The AAIUH celebrated its 25th anniversary Sportsball fund-raising dinner last week. NY1’s Cheryl Wills who grew up in Far Rockaway co-hosted the ceremonies with WNBC news anchor David Ushery.
Wills pointed out how Arthur Ashe was proud to be an activist and the odds are that he would have been supporting the NFL players who have decided to kneel during the playing of the National Anthem.
One of the attendees at the AAIUH dinner was former Jets cornerback Darrelle Revis. I asked him what has been occupying his time now. “I have been busy with my foundation which is trying to fight youth hunger in my home state of Pennsylvania. I hope to expand its work to New York soon.”
Revis was released by the Jets at the end of last season. The consensus was that he had lost a few steps trying to cover wide receivers and that he no longer relished tackling. That may account for why no NFL team signed him or even invited him to training camp this past summer. I asked Darrelle if he misses the game. “I still follow the Jets. And by the way, I can still play,” he said.
I have to give the Islanders credit for the best sports feel-good story of the past week. The team invited an eight-year old big fan of the team, Brandon Bloom, who is battling Stage 4 non-Hodgkin’s lymphoma to a morning practice where he skated with them as well as taking part in meetings and even sharing meals with the players. It’s easy to overlook how sports teams can really brighten the lives of so many.
There has been a lot of talk about people who have “cut the cord” and have canceled their cable television contracts. Yes, these days free over-the-air broadcast television now offers more choices particularly when it comes to watching favorite shows of yesteryear thanks to CBS’s Decades channel and Tribune Broadcasting’s Antenna TV.
The main reason for the cord-cutting phenomena has been the proliferation of streaming services as Hulu, Amazon, Netflix, CBS All Access, and many others. Roku has been a pioneer in computerized streaming and placing that technology into your television.
The company’s newest device is the Roku Ultra which is designed for smart television sets. You can surf the web on your TV screen; get plenty of viewing options; as well as listen to radio stations from around the world and while enjoying superb audio fidelity. Since the Roku Ultra has a list price of around $100 many cable companies are now facing consumer resistance to raising rates which they never had to previously worry about.
Speaking of streaming services, Sarah Silverman, who has perfected cringe comedy in much the way that Larry David of HBO’s “Curb Your Enthusiasm” has, launched a new weekly show titled “I Love You, America” on Hulu. New episodes air Thursday evenings.
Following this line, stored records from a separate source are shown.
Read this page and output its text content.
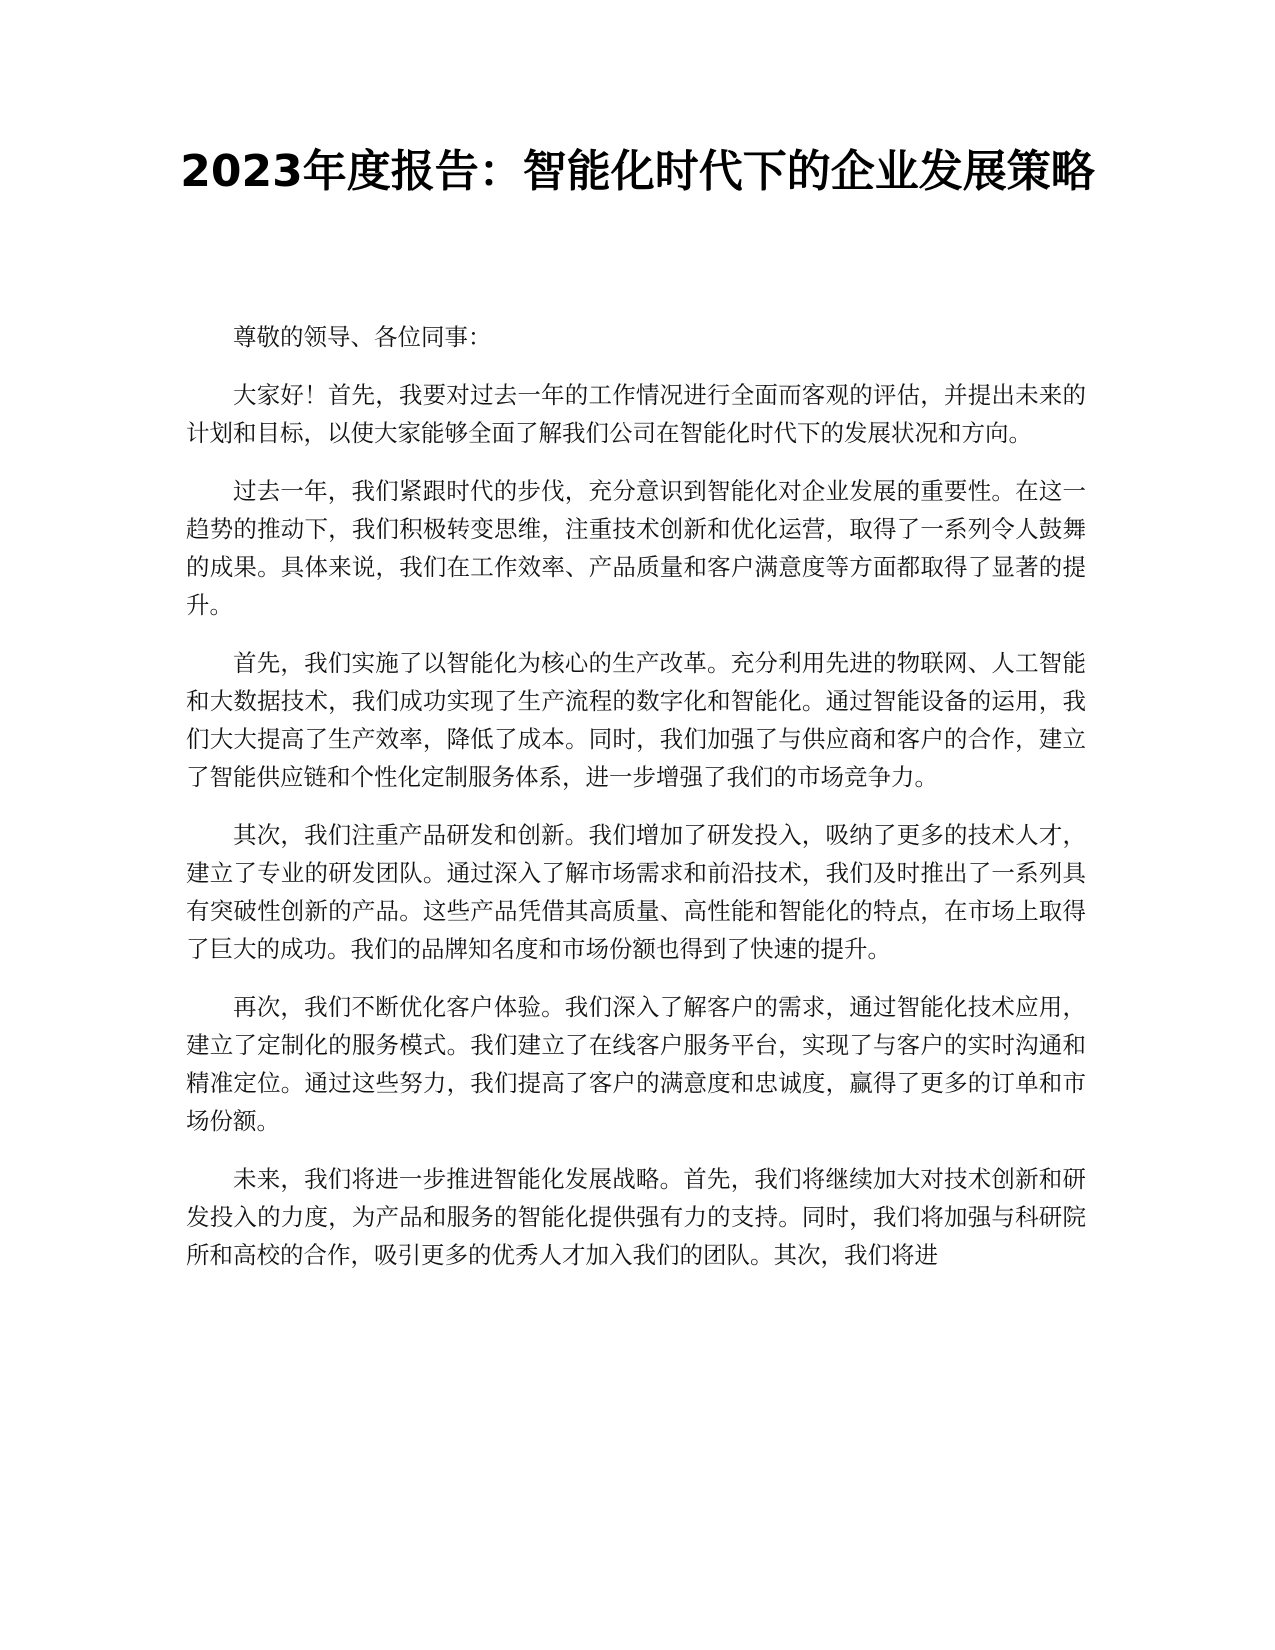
2023年度报告：智能化时代下的企业发展策略

尊敬的领导、各位同事：

大家好！首先，我要对过去一年的工作情况进行全面而客观的评估，并提出未来的计划和目标，以使大家能够全面了解我们公司在智能化时代下的发展状况和方向。

过去一年，我们紧跟时代的步伐，充分意识到智能化对企业发展的重要性。在这一趋势的推动下，我们积极转变思维，注重技术创新和优化运营，取得了一系列令人鼓舞的成果。具体来说，我们在工作效率、产品质量和客户满意度等方面都取得了显著的提升。

首先，我们实施了以智能化为核心的生产改革。充分利用先进的物联网、人工智能和大数据技术，我们成功实现了生产流程的数字化和智能化。通过智能设备的运用，我们大大提高了生产效率，降低了成本。同时，我们加强了与供应商和客户的合作，建立了智能供应链和个性化定制服务体系，进一步增强了我们的市场竞争力。

其次，我们注重产品研发和创新。我们增加了研发投入，吸纳了更多的技术人才，建立了专业的研发团队。通过深入了解市场需求和前沿技术，我们及时推出了一系列具有突破性创新的产品。这些产品凭借其高质量、高性能和智能化的特点，在市场上取得了巨大的成功。我们的品牌知名度和市场份额也得到了快速的提升。

再次，我们不断优化客户体验。我们深入了解客户的需求，通过智能化技术应用，建立了定制化的服务模式。我们建立了在线客户服务平台，实现了与客户的实时沟通和精准定位。通过这些努力，我们提高了客户的满意度和忠诚度，赢得了更多的订单和市场份额。

未来，我们将进一步推进智能化发展战略。首先，我们将继续加大对技术创新和研发投入的力度，为产品和服务的智能化提供强有力的支持。同时，我们将加强与科研院所和高校的合作，吸引更多的优秀人才加入我们的团队。其次，我们将进
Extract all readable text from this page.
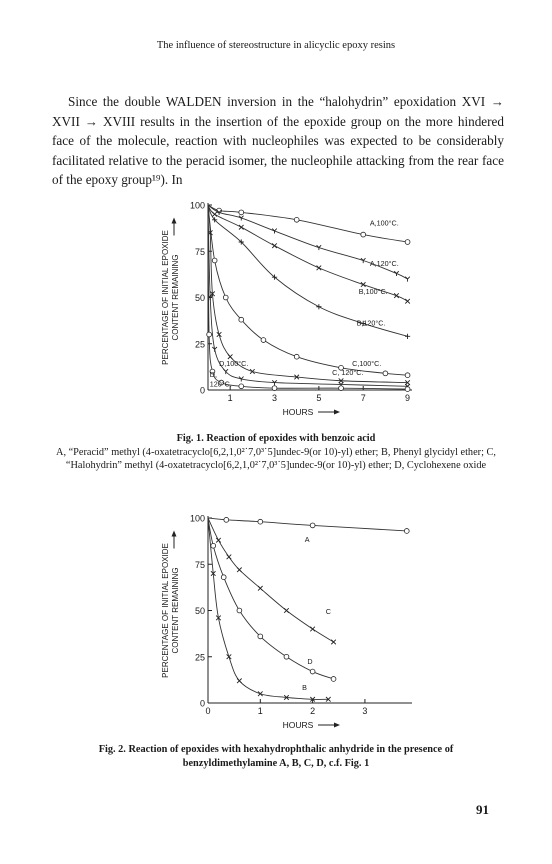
The influence of stereostructure in alicyclic epoxy resins

Since the double WALDEN inversion in the “halohydrin” epoxidation XVI → XVII → XVIII results in the insertion of the epoxide group on the more hindered face of the molecule, reaction with nucleophiles was expected to be considerably facilitated relative to the peracid isomer, the nucleophile attacking from the rear face of the epoxy group¹⁹). In

0
25
50
75
100
1	3	5	7	9
PERCENTAGE OF INITIAL EPOXIDE CONTENT REMAINING
HOURS
A,100°C.
A,120°C.
B,100°C.
B,120°C.
D,100°C.	C,100°C.
C, 120°C.
D,
120°C.
Fig. 1. Reaction of epoxides with benzoic acid
A, “Peracid” methyl (4-oxatetracyclo[6,2,1,0²˙7,0³˙5]undec-9(or 10)-yl) ether; B, Phenyl glycidyl ether; C, “Halohydrin” methyl (4-oxatetracyclo[6,2,1,0²˙7,0³˙5]undec-9(or 10)-yl) ether; D, Cyclohexene oxide
0
25
50
75
100
0	1	2	3
PERCENTAGE OF INITIAL EPOXIDE CONTENT REMAINING
HOURS
A
C
D
B
Fig. 2. Reaction of epoxides with hexahydrophthalic anhydride in the presence of benzyldimethylamine A, B, C, D, c.f. Fig. 1
91
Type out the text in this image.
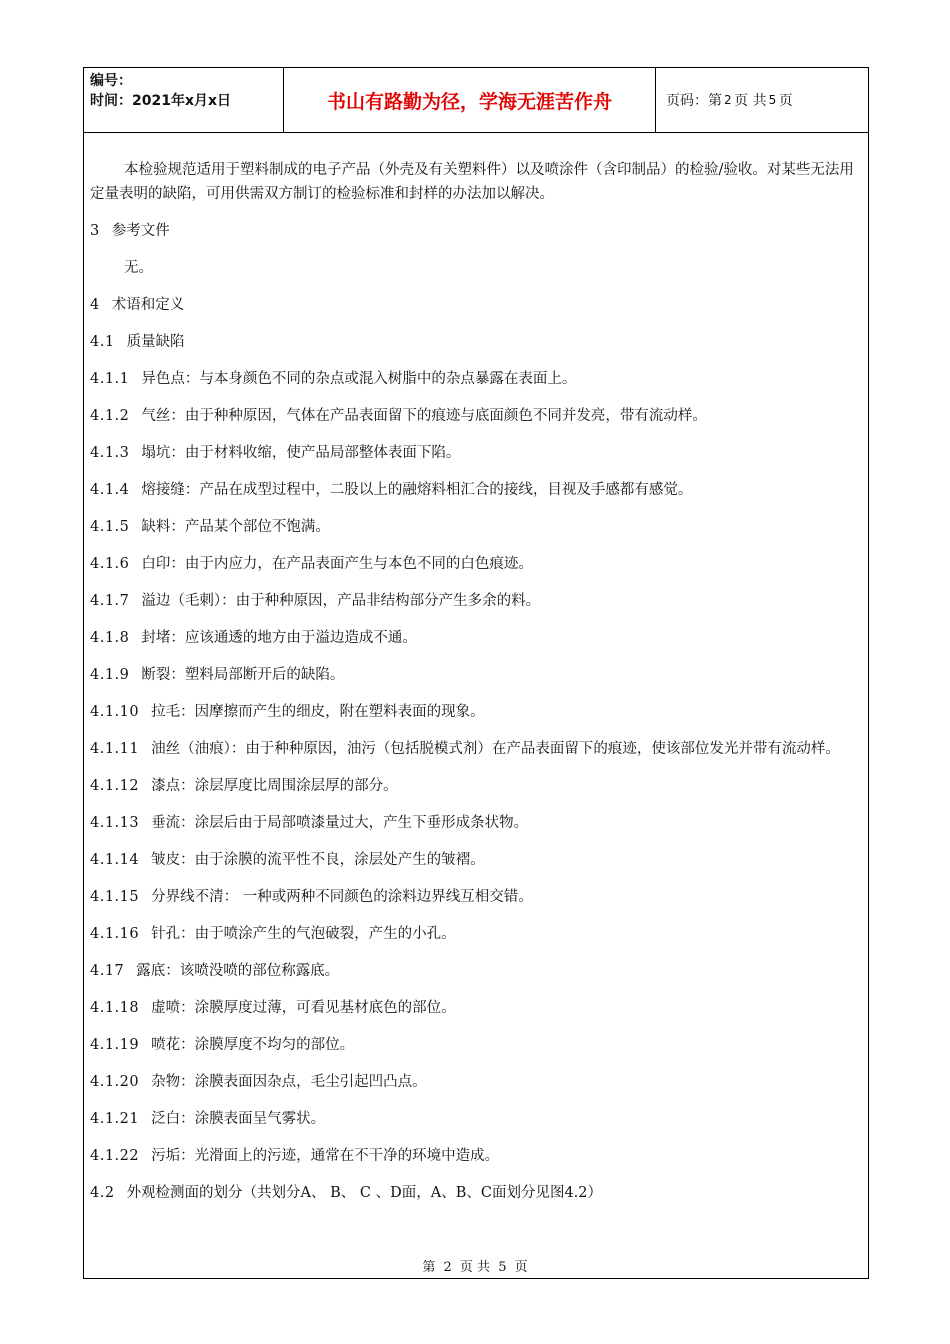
编号：
时间：2021年x月x日	书山有路勤为径，学海无涯苦作舟	页码：第 2 页 共 5 页

本检验规范适用于塑料制成的电子产品（外壳及有关塑料件）以及喷涂件（含印制品）的检验/验收。对某些无法用定量表明的缺陷，可用供需双方制订的检验标准和封样的办法加以解决。

3 参考文件

无。

4 术语和定义

4.1 质量缺陷

4.1.1 异色点：与本身颜色不同的杂点或混入树脂中的杂点暴露在表面上。

4.1.2 气丝：由于种种原因，气体在产品表面留下的痕迹与底面颜色不同并发亮，带有流动样。

4.1.3 塌坑：由于材料收缩，使产品局部整体表面下陷。

4.1.4 熔接缝：产品在成型过程中，二股以上的融熔料相汇合的接线，目视及手感都有感觉。

4.1.5 缺料：产品某个部位不饱满。

4.1.6 白印：由于内应力，在产品表面产生与本色不同的白色痕迹。

4.1.7 溢边（毛刺）：由于种种原因，产品非结构部分产生多余的料。

4.1.8 封堵：应该通透的地方由于溢边造成不通。

4.1.9 断裂：塑料局部断开后的缺陷。

4.1.10 拉毛：因摩擦而产生的细皮，附在塑料表面的现象。

4.1.11 油丝（油痕）：由于种种原因，油污（包括脱模式剂）在产品表面留下的痕迹，使该部位发光并带有流动样。

4.1.12 漆点：涂层厚度比周围涂层厚的部分。

4.1.13 垂流：涂层后由于局部喷漆量过大，产生下垂形成条状物。

4.1.14 皱皮：由于涂膜的流平性不良，涂层处产生的皱褶。

4.1.15 分界线不清： 一种或两种不同颜色的涂料边界线互相交错。

4.1.16 针孔：由于喷涂产生的气泡破裂，产生的小孔。

4.17 露底：该喷没喷的部位称露底。

4.1.18 虚喷：涂膜厚度过薄，可看见基材底色的部位。

4.1.19 喷花：涂膜厚度不均匀的部位。

4.1.20 杂物：涂膜表面因杂点，毛尘引起凹凸点。

4.1.21 泛白：涂膜表面呈气雾状。

4.1.22 污垢：光滑面上的污迹，通常在不干净的环境中造成。

4.2 外观检测面的划分（共划分A、 B、 C 、D面，A、B、C面划分见图4.2）

第 2 页 共 5 页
The Grammy Awards return to New York City after being ensconced in LA for years. It’s a big milestone as the Grammys will be turning 60 years old. CBS will air “Grammy’s Greatest Stories: A 60th Anniversary Special on Friday, November 24. Expect to see a lot of archival clips. The Grammys are run by the National Academy of Recording Arts & Sciences whose president is Bayside native Neil Portnow.